Antonio era legato a quel pino perché era lì che s’incontrava col suo amore Teresa, ed era lì che andava a giocare da bambino e fra quei sentieri il nonno e poi suo padre conducevano il raccolto da vendere al mercato e sempre lì in estate, all’ombra del pino i ragazzi si conoscevano e si fidanzavano.
NO, non intendeva scendere dal pino, “quest’albero è qui da più di un secolo e voi tutti siete degli abusivi, dei criminali, non avete rispetto della natura degli animali “ gridava a squarciagola indicando le miriade di palazzine disseminate lungo la strada come funghi velenosi.
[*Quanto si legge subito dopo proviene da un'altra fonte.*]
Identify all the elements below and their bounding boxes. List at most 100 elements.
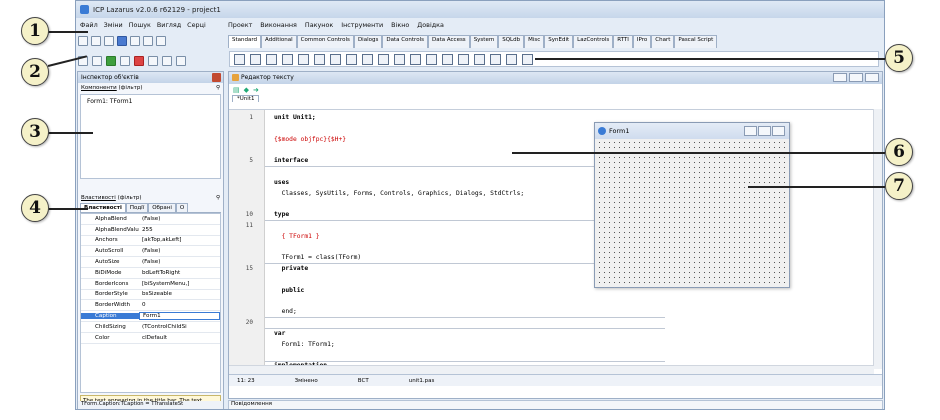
property-value[interactable]: [akTop,akLeft] — [139, 237, 220, 243]
maximize-icon[interactable] — [849, 73, 863, 82]
property-value[interactable]: (False) — [139, 259, 220, 265]
tab-lazcontrols[interactable]: LazControls — [573, 35, 614, 48]
step-out-icon[interactable] — [176, 56, 186, 66]
tab-unit1[interactable]: *Unit1 — [232, 95, 260, 102]
tab-sqldb[interactable]: SQLdb — [498, 35, 525, 48]
tab-rtti[interactable]: RTTI — [613, 35, 633, 48]
tab-events[interactable]: Події — [125, 203, 149, 212]
tab-ipro[interactable]: IPro — [632, 35, 652, 48]
step-into-icon[interactable] — [148, 56, 158, 66]
tab-common-controls[interactable]: Common Controls — [296, 35, 354, 48]
forward-icon[interactable]: ➜ — [253, 86, 259, 94]
properties-filter[interactable]: (фільтр) — [118, 195, 142, 201]
save-icon[interactable] — [117, 36, 127, 46]
property-row[interactable]: BorderIcons [biSystemMenu,] — [81, 279, 220, 290]
tab-pascal-script[interactable]: Pascal Script — [674, 35, 718, 48]
jump-menu-icon[interactable]: ▤ — [233, 86, 240, 94]
components-filter[interactable]: (фільтр) — [118, 85, 142, 91]
close-icon[interactable] — [865, 73, 879, 82]
property-row[interactable]: ChildSizing (TControlChildSi — [81, 322, 220, 333]
menu-package[interactable]: Пакунок — [305, 21, 333, 29]
popupmenu-icon[interactable] — [266, 53, 277, 65]
horizontal-scrollbar[interactable] — [229, 365, 874, 374]
radiogroup-icon[interactable] — [458, 53, 469, 65]
tab-misc[interactable]: Misc — [524, 35, 545, 48]
property-value[interactable]: 0 — [139, 302, 220, 308]
property-row[interactable]: AlphaBlend (False) — [81, 214, 220, 225]
tab-synedit[interactable]: SynEdit — [544, 35, 574, 48]
property-value[interactable]: Form1 — [139, 312, 220, 321]
combobox-icon[interactable] — [410, 53, 421, 65]
menu-edit[interactable]: Зміни — [104, 21, 123, 29]
tab-standard[interactable]: Standard — [228, 35, 262, 48]
menu-help[interactable]: Довідка — [417, 21, 444, 29]
form1-design-grid[interactable] — [597, 140, 787, 285]
property-row[interactable]: BorderWidth 0 — [81, 300, 220, 312]
property-value[interactable]: [biSystemMenu,] — [139, 281, 220, 287]
scrollbar-icon[interactable] — [426, 53, 437, 65]
menu-view[interactable]: Вигляд — [157, 21, 181, 29]
tree-item-form1[interactable]: Form1: TForm1 — [87, 98, 132, 105]
toggle-form-icon[interactable] — [143, 36, 153, 46]
togglebox-icon[interactable] — [346, 53, 357, 65]
property-row[interactable]: Caption Form1 — [81, 311, 220, 322]
menu-tools[interactable]: Інструменти — [341, 21, 383, 29]
menu-source[interactable]: Серці — [187, 21, 206, 29]
form1-designer[interactable]: Form1 — [594, 122, 790, 288]
tab-additional[interactable]: Additional — [261, 35, 297, 48]
back-icon[interactable]: ◆ — [244, 86, 249, 94]
new-form-icon[interactable] — [91, 36, 101, 46]
property-row[interactable]: Color clDefault — [81, 333, 220, 344]
tab-other[interactable]: О — [175, 203, 189, 212]
memo-icon[interactable] — [330, 53, 341, 65]
edit-icon[interactable] — [314, 53, 325, 65]
tab-dialogs[interactable]: Dialogs — [353, 35, 383, 48]
property-row[interactable]: AutoSize (False) — [81, 257, 220, 268]
tab-favorites[interactable]: Обрані — [148, 203, 176, 212]
view-units-icon[interactable] — [156, 36, 166, 46]
change-mode-icon[interactable] — [92, 56, 102, 66]
radiobutton-icon[interactable] — [378, 53, 389, 65]
new-file-icon[interactable] — [78, 36, 88, 46]
open-icon[interactable] — [104, 36, 114, 46]
filter-icon[interactable]: ⚲ — [216, 85, 220, 91]
button-icon[interactable] — [282, 53, 293, 65]
menu-run[interactable]: Виконання — [260, 21, 297, 29]
tab-data-access[interactable]: Data Access — [427, 35, 470, 48]
tab-data-controls[interactable]: Data Controls — [382, 35, 428, 48]
close-icon[interactable] — [772, 126, 785, 136]
menu-search[interactable]: Пошук — [129, 21, 151, 29]
property-row[interactable]: AlphaBlendValu 255 — [81, 225, 220, 236]
property-row[interactable]: BiDiMode bdLeftToRight — [81, 268, 220, 279]
pointer-icon[interactable] — [234, 53, 245, 65]
property-row[interactable]: AutoScroll (False) — [81, 246, 220, 258]
tab-system[interactable]: System — [469, 35, 499, 48]
mainmenu-icon[interactable] — [250, 53, 261, 65]
property-row[interactable]: BorderStyle bsSizeable — [81, 290, 220, 301]
minimize-icon[interactable] — [833, 73, 847, 82]
property-value[interactable]: 255 — [139, 227, 220, 233]
property-value[interactable]: bdLeftToRight — [139, 270, 220, 276]
close-icon[interactable] — [212, 73, 221, 82]
vertical-scrollbar[interactable] — [873, 109, 882, 369]
actionlist-icon[interactable] — [522, 53, 533, 65]
tab-chart[interactable]: Chart — [651, 35, 675, 48]
frame-icon[interactable] — [506, 53, 517, 65]
checkbox-icon[interactable] — [362, 53, 373, 65]
run-icon[interactable] — [106, 56, 116, 66]
property-value[interactable]: bsSizeable — [139, 291, 220, 297]
property-value[interactable]: (False) — [139, 216, 220, 222]
menu-project[interactable]: Проект — [228, 21, 252, 29]
label-icon[interactable] — [298, 53, 309, 65]
stop-icon[interactable] — [134, 56, 144, 66]
listbox-icon[interactable] — [394, 53, 405, 65]
panel-icon[interactable] — [490, 53, 501, 65]
component-tree[interactable]: Form1: TForm1 — [80, 94, 221, 179]
property-value[interactable]: clDefault — [139, 335, 220, 341]
property-value[interactable]: (False) — [139, 248, 220, 254]
step-over-icon[interactable] — [162, 56, 172, 66]
groupbox-icon[interactable] — [442, 53, 453, 65]
property-value[interactable]: (TControlChildSi — [139, 324, 220, 330]
minimize-icon[interactable] — [744, 126, 757, 136]
maximize-icon[interactable] — [758, 126, 771, 136]
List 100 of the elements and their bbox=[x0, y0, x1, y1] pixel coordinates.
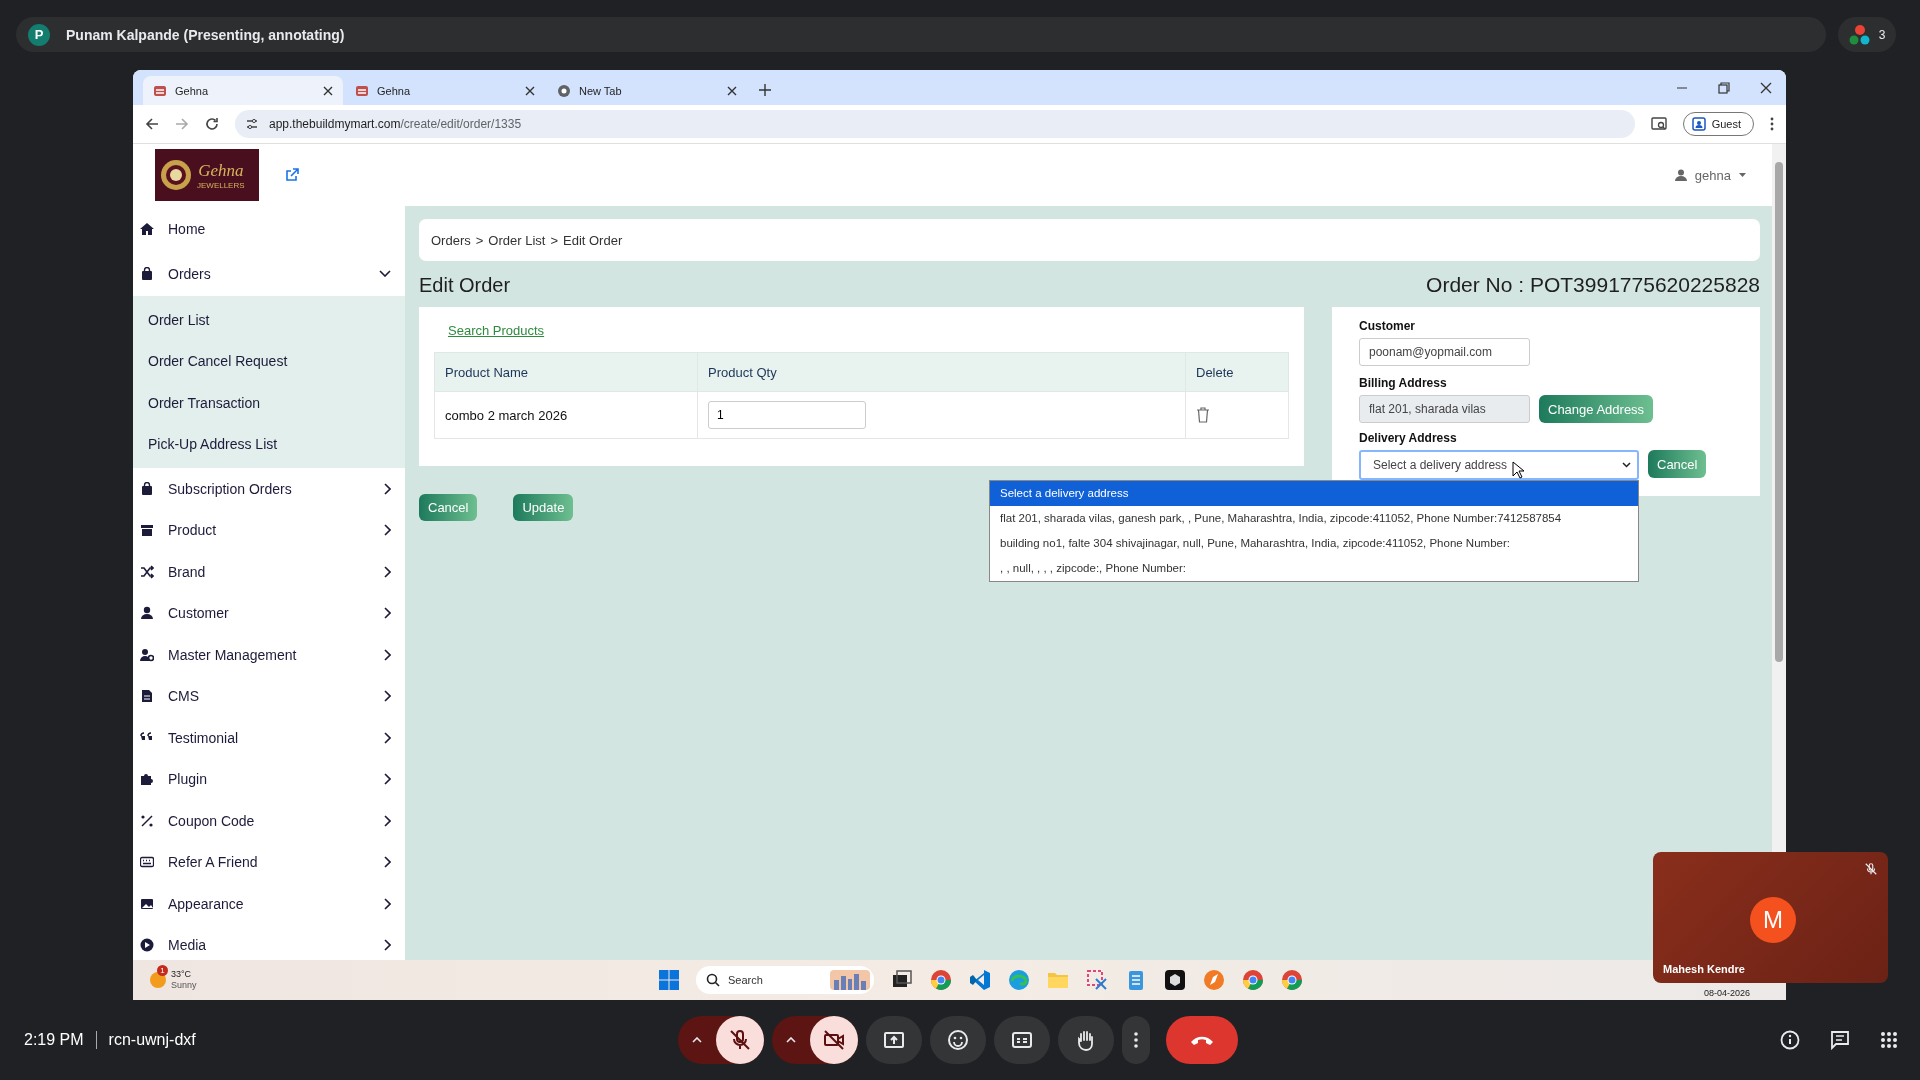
external-link-icon[interactable] bbox=[285, 168, 299, 182]
apps-grid-icon[interactable] bbox=[1880, 1031, 1898, 1049]
sidebar-item[interactable]: Plugin bbox=[133, 758, 405, 800]
clock-text: 2:19 PM bbox=[24, 1031, 84, 1049]
submenu-item[interactable]: Order Cancel Request bbox=[133, 340, 405, 382]
back-icon[interactable] bbox=[145, 117, 159, 131]
breadcrumb-separator: > bbox=[475, 232, 484, 248]
customer-field[interactable]: poonam@yopmail.com bbox=[1359, 338, 1530, 366]
sidebar-item[interactable]: CMS bbox=[133, 675, 405, 717]
profile-icon bbox=[1691, 117, 1706, 131]
participants-button[interactable]: 3 bbox=[1838, 17, 1896, 52]
close-icon[interactable] bbox=[1760, 82, 1772, 94]
raise-hand-button[interactable] bbox=[1058, 1016, 1114, 1064]
info-icon[interactable] bbox=[1780, 1030, 1800, 1050]
user-menu[interactable]: gehna bbox=[1674, 167, 1746, 183]
shuffle-icon bbox=[140, 564, 154, 579]
restore-icon[interactable] bbox=[1718, 82, 1730, 94]
percent-icon bbox=[140, 813, 154, 828]
column-header: Delete bbox=[1185, 352, 1289, 392]
bag-icon bbox=[140, 266, 154, 281]
code-editor-icon[interactable] bbox=[969, 969, 991, 991]
dropdown-option[interactable]: Select a delivery address bbox=[990, 481, 1638, 506]
browser-tab[interactable]: Gehna bbox=[345, 76, 545, 105]
breadcrumb-link[interactable]: Orders bbox=[431, 232, 471, 248]
brand-logo[interactable]: Gehna JEWELLERS bbox=[155, 149, 259, 201]
submenu-item[interactable]: Pick-Up Address List bbox=[133, 423, 405, 465]
taskbar-search[interactable]: Search bbox=[696, 966, 874, 994]
participant-name: Mahesh Kendre bbox=[1663, 963, 1745, 975]
sidebar-item[interactable]: Customer bbox=[133, 592, 405, 634]
scroll-thumb[interactable] bbox=[1775, 162, 1783, 662]
home-icon bbox=[140, 221, 154, 236]
new-tab-icon[interactable] bbox=[759, 84, 771, 96]
sidebar-item[interactable]: Coupon Code bbox=[133, 800, 405, 842]
quantity-field[interactable]: 1 bbox=[708, 401, 866, 429]
search-products-link[interactable]: Search Products bbox=[448, 323, 545, 338]
breadcrumb-link[interactable]: Order List bbox=[488, 232, 546, 248]
sidebar-item[interactable]: Testimonial bbox=[133, 717, 405, 759]
address-dropdown[interactable]: Select a delivery address bbox=[1359, 450, 1639, 480]
browser-tab[interactable]: Gehna bbox=[143, 76, 343, 105]
camera-button[interactable] bbox=[810, 1016, 858, 1064]
trash-icon[interactable] bbox=[1196, 407, 1210, 423]
browser-icon[interactable] bbox=[1242, 969, 1264, 991]
sidebar-item[interactable]: Refer A Friend bbox=[133, 841, 405, 883]
breadcrumb-link[interactable]: Edit Order bbox=[563, 232, 623, 248]
submenu-item[interactable]: Order List bbox=[133, 299, 405, 341]
column-header: Product Name bbox=[434, 352, 698, 392]
dropdown-option[interactable]: flat 201, sharada vilas, ganesh park, , Pune, Maharashtra, India, zipcode:411052, Phone Number:7412587854 bbox=[990, 506, 1638, 531]
action-button[interactable]: Cancel bbox=[419, 494, 478, 521]
sidebar-item[interactable]: Media bbox=[133, 924, 405, 960]
sun-icon bbox=[149, 971, 167, 989]
chat-icon[interactable] bbox=[1830, 1030, 1850, 1050]
menu-icon[interactable] bbox=[1770, 117, 1774, 131]
caret-icon bbox=[1622, 462, 1631, 468]
submenu-item[interactable]: Order Transaction bbox=[133, 382, 405, 424]
sidebar-item[interactable]: Orders bbox=[133, 251, 405, 296]
keyboard-icon bbox=[140, 855, 154, 870]
reload-icon[interactable] bbox=[205, 117, 219, 131]
reactions-button[interactable] bbox=[930, 1016, 986, 1064]
close-icon[interactable] bbox=[727, 85, 737, 96]
camera-off-icon bbox=[822, 1028, 846, 1052]
browser-icon[interactable] bbox=[930, 969, 952, 991]
avatar: P bbox=[28, 23, 50, 46]
more-icon bbox=[1134, 1032, 1138, 1048]
start-icon[interactable] bbox=[659, 970, 679, 990]
present-button[interactable] bbox=[866, 1016, 922, 1064]
browser-tab[interactable]: New Tab bbox=[547, 76, 747, 105]
sidebar-item[interactable]: Appearance bbox=[133, 883, 405, 925]
close-icon[interactable] bbox=[525, 85, 535, 96]
column-header: Product Qty bbox=[697, 352, 1186, 392]
more-options-button[interactable] bbox=[1122, 1016, 1150, 1064]
file-icon bbox=[140, 689, 154, 704]
weather-text: Sunny bbox=[171, 980, 197, 991]
captions-icon bbox=[1011, 1029, 1033, 1051]
participants-icon bbox=[1848, 23, 1871, 46]
snipping-icon[interactable] bbox=[1086, 969, 1108, 991]
participant-avatar: M bbox=[1750, 897, 1796, 943]
puzzle-icon bbox=[140, 772, 154, 787]
address-field[interactable]: app.thebuildmymart.com/create/edit/order/1335 bbox=[235, 110, 1635, 138]
sidebar-item[interactable]: Product bbox=[133, 509, 405, 551]
close-icon[interactable] bbox=[323, 85, 333, 96]
leave-call-button[interactable] bbox=[1166, 1016, 1238, 1064]
tab-search-icon[interactable] bbox=[1650, 116, 1667, 132]
sidebar-item[interactable]: Home bbox=[133, 206, 405, 251]
browser-icon[interactable] bbox=[1281, 969, 1303, 991]
muted-microphone-icon bbox=[728, 1028, 752, 1052]
sidebar-item[interactable]: Brand bbox=[133, 551, 405, 593]
dropdown-option[interactable]: building no1, falte 304 shivajinagar, null, Pune, Maharashtra, India, zipcode:411052, Phone Number: bbox=[990, 531, 1638, 556]
microphone-button[interactable] bbox=[716, 1016, 764, 1064]
globe-icon bbox=[557, 83, 571, 98]
dropdown-option[interactable]: , , null, , , , zipcode:, Phone Number: bbox=[990, 556, 1638, 581]
sidebar-item[interactable]: Master Management bbox=[133, 634, 405, 676]
captions-button[interactable] bbox=[994, 1016, 1050, 1064]
compass-icon[interactable] bbox=[1203, 969, 1225, 991]
caret-icon bbox=[692, 1037, 702, 1043]
mandala-icon bbox=[159, 158, 193, 192]
field-label: Customer bbox=[1359, 319, 1416, 333]
user-gear-icon bbox=[140, 647, 154, 662]
site-info-icon[interactable] bbox=[245, 117, 259, 131]
sidebar-item[interactable]: Subscription Orders bbox=[133, 468, 405, 510]
logo-icon bbox=[355, 83, 369, 98]
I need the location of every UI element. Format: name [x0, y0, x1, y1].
Ormai il suo amore Teresa era morta anni fa e non gli restava che aspettare la sua ora e quel pino era tutto quello che gli restava, più dei figli che lo avevano tradito.
Restò tutto il giorno e la notte arrampicato su quel pino e vennero giornalisti, il prete, curiosi e gli ambientalisti a sostenere la sua protesta, ma l’età, gli acciacchi e la notte passata lassù fra i rami lo costrinsero a cedere quando i vigili del fuoco con la gru si arrampicarono e con le buone e le cattive lo trascinarono giù. Il pino fu estirpato dalla terra e Antonio non sopravvisse a lungo a tanto dolore.